The captured electron belongs to the group of electrons orbiting around the nucleus. Such captures turn out to be difficult. Most of the electrons orbit the nucleus at distances large compared to the nucleus. Even the innermost K-layer electrons are far from the very small volume of the nucleus where the weak forces responsible for the capture operate and transform the electron into a neutrino. This explains why electron capture is difficult and therefore rare.

Electron capture : a difficult and rare process
Weak forces are behind positron emission and electron capture. Electron capture occurs much less frequently than the emission of a positron. Whereas beta decay can occur spontaneously when energetically allowed, for an electron capture the weak forces require that the electron comes into close contact with a proton of the nucleus. The probability that an electron, even one belonging to the inner ‘K’ shell, would find itself inside the nucleus is very low indeed (for potassium 40, the volume of the nucleus is less than a billionth of the K layer volume).
© IN2P3

However, electron capture is more economical in energy than positron emission, its competitor. The creation of a positron requires 511 keV, the mass energy of the positron. If the energy released in the decay is smaller than 511 keV, the emission of a positron (beta-plus decay) is not allowed. Below this energy threshold, electron capture becomes the only process available to reduce an excess of protons.

Electon captures often passes unseen, as the neutrino that carries away the released energy is impossible to detect. The recoiling nucleus also barely moves, with the few microns that it covers being too small to be observed.

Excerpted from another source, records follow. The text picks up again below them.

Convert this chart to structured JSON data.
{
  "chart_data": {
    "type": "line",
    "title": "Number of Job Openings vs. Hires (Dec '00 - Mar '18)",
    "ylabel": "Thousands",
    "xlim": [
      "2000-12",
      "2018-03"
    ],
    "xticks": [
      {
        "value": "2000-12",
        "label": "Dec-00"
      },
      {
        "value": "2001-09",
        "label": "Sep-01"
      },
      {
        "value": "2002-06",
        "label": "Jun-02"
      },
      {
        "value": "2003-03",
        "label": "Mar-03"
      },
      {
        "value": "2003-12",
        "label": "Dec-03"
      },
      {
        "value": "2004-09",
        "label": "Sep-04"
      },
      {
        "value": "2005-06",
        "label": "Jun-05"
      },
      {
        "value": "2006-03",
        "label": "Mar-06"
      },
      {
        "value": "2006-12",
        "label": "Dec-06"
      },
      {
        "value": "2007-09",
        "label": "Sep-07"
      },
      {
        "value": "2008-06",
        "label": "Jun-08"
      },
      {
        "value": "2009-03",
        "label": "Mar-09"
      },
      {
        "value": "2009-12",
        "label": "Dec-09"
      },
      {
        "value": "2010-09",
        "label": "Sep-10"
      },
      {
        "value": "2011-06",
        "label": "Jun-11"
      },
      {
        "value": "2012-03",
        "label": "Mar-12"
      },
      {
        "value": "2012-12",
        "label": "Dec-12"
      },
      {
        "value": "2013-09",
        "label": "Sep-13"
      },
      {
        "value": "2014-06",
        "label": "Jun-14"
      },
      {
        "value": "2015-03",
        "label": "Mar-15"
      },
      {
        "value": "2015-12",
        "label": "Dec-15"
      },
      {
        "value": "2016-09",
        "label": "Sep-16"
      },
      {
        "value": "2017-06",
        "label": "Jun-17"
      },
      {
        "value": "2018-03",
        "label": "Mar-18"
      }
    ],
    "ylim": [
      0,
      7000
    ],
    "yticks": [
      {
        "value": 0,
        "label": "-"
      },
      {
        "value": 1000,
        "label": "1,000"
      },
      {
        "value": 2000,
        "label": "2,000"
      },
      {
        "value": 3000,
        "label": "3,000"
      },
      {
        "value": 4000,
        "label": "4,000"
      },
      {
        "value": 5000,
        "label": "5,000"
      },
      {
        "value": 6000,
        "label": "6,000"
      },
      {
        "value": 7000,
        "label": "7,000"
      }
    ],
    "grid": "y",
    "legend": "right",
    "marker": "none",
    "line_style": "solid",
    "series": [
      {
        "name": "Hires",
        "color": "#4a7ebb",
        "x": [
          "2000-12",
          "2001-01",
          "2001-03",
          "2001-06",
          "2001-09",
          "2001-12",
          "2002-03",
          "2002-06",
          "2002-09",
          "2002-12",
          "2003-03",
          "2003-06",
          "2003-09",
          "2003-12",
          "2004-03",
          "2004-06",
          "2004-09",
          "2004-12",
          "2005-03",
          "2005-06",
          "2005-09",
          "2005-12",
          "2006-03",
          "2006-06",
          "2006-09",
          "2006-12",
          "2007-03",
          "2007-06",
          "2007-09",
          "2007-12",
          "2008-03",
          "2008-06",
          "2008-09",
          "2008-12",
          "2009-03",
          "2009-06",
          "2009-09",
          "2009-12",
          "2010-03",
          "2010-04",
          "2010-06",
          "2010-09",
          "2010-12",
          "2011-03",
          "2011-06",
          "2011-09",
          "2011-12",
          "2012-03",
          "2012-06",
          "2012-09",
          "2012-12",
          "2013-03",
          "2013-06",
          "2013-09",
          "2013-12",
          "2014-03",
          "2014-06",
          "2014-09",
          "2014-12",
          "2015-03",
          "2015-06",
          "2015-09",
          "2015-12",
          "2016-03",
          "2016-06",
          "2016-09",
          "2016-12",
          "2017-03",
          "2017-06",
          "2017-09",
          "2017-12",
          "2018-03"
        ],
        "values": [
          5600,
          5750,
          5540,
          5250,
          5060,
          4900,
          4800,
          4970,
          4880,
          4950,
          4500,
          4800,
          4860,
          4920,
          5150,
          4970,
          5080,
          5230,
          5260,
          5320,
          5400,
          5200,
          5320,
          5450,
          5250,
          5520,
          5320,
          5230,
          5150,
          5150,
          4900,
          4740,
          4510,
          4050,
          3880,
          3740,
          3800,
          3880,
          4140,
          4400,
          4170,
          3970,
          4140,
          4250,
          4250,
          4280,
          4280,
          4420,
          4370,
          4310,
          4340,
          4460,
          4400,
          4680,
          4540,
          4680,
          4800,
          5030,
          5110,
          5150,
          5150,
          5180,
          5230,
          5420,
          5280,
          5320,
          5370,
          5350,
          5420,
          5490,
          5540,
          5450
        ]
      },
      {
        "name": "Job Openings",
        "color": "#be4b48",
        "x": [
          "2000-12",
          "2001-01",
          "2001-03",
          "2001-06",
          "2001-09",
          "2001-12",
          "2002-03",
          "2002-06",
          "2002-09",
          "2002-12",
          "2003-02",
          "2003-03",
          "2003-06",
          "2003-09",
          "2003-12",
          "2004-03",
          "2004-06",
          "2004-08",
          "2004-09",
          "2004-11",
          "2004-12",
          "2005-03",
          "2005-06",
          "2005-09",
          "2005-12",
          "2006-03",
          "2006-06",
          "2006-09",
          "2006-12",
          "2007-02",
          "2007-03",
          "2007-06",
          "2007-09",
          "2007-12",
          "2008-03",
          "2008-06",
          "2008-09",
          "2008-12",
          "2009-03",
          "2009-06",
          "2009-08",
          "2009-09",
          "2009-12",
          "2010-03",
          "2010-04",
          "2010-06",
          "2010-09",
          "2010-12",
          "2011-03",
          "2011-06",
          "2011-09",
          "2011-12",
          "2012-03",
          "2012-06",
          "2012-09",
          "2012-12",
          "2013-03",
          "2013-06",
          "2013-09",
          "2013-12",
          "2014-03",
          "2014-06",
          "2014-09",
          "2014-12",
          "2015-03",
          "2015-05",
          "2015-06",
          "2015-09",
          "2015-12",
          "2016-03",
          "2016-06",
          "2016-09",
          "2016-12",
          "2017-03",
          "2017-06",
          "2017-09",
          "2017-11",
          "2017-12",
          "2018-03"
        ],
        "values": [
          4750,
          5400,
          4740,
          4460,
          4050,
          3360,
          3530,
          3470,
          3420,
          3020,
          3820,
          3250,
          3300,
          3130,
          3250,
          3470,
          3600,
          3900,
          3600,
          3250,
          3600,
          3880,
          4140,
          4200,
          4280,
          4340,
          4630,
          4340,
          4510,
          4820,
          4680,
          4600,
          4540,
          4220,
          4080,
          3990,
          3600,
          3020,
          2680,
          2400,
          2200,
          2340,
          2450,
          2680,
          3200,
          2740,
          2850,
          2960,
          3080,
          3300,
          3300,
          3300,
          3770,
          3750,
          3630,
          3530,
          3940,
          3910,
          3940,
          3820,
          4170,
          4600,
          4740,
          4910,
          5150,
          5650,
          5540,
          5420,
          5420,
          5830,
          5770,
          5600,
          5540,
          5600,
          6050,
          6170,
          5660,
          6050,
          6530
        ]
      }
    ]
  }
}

These events would go unnoticed if it were not for the restructuring that the nucleus and electron shells both undergo. Electrons are usually captured from the inner K layer, leaving ‘holes’ behind them. An atom with a gap in its electron structure rearranges itself, emitting X rays in the process or Auger’s electrons. Such a capture may also leave the nucleus in an excited state, at a higher energy its ground state, causing it to release desexcitation gamma rays.

As a result, electron capture particular decay mode is very hard to detect. This particular decay mode was discovered only in 1937 by the American physicist Luis Alvarez (1911-1988), some forty years after the discovery of beta-negative radioactivity and only a few years after the observation of the positron and beta-positive decays.

Luis Alvarez, a physics Nobel laureate, had a long and brilliant carreer as a physicist. For instance, far away from electron capture, he proposed in 1980 a famous explanation of the dinosaurs extinction, suggesting it had been caused by an asteroid colliding with the Earth some 160 million years ago.